As an example, last week (the first week in May), I walked within 15 feet of three deer that barely bothered to note my presence. A day later, a coyote ran across the path about 75 feet in front of me. The next day, I saw a small ball of brown fur in the grass and didn’t know what it was until I spied the thin tail that gave it away as a muskrat. A half hour later, upon my return, it was still there munching grass. I walked to within three feet of it, and after a few seconds it decided it didn’t like my company that much and waddled off. Every day, I walk past two families of geese, whose young hatched less than a week ago. It’s amazing how quickly they grow! Again, I walk within an arm’s length of the geese. Mama and papa turn and hiss at me while the goslings move away as fast as their little legs will carry them (not very fast!)
What has interested me the most, however, is a much more slow-moving drama, literally moving at the pace of watching grass grow. In this case, however, it is a titanic struggle between shoots of small sandbar willow shrubs (Fig. 1) and the asphalt pavement of the bike path. Earlier in the spring, I noticed bulges in the asphalt, which over a number of days began to split (Fig. 2). One bulge, in particular, took a couple weeks to split, and toward the end of that time, I spied a tiny green speck in one of the cracks (Fig. 3). Over a few more days, the green speck turned into some small leaves. Some neighboring bulges that had split during the previous summer now have dense scatterings of willow shoots reaching for the sun (Fig. 4).
I am always amazed at how a tender flexible shoot of a plant can penetrate or displace a thick crust of asphalt or, sometimes, even concrete. Such force is not confined to the shoots of woody trees. In his wonderful book, “Entangled Life”, Merlin Sheldrake discusses the incredible properties of root systems (mycelia) of fungi and mushrooms. Even these delicate life forms are capable of exerting unbelievable force as they grow. According to Sheldrake, when a stinkhorn mushroom penetrates an asphalt road, it exerts enough force to lift 130 kilograms (286 pounds)!

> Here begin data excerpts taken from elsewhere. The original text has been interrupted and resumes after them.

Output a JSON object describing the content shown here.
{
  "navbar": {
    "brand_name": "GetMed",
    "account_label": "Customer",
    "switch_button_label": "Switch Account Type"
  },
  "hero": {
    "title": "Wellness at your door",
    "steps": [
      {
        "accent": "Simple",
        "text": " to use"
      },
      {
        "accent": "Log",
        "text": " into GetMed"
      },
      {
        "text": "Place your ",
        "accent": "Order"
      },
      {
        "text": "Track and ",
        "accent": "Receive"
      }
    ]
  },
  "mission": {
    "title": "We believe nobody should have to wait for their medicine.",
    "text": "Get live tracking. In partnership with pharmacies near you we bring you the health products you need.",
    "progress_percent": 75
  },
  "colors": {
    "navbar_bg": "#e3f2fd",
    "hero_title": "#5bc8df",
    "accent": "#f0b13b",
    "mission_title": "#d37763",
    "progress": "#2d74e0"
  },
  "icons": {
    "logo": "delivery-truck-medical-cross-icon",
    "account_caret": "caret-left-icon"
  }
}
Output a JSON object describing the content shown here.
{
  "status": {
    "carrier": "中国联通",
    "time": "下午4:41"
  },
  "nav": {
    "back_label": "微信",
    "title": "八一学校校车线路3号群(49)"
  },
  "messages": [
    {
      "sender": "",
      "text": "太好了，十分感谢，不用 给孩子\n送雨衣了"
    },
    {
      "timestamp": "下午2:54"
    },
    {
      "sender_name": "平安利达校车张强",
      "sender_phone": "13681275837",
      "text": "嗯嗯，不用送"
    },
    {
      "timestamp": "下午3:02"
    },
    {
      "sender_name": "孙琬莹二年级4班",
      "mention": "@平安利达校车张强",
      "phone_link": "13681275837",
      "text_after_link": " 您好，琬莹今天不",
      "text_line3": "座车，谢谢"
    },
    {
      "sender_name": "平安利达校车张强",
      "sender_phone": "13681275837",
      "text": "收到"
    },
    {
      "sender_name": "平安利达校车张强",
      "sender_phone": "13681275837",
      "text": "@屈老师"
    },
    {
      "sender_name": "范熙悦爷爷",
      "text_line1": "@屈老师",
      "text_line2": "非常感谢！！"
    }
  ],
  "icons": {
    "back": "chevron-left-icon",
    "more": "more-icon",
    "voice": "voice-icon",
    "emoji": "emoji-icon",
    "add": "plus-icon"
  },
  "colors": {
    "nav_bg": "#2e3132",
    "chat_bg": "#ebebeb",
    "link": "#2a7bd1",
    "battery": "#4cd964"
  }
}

I often wonder what would happen if some natural or manmade disaster wiped out the entire human race. How long would it take for plants, from fungi to grasses to trees, to obliterate the roads that now crisscross every continent except Antarctica? If new intelligent life forms arose 100 million years after the disaster, what traces of our present civilization would remain for them to puzzle over?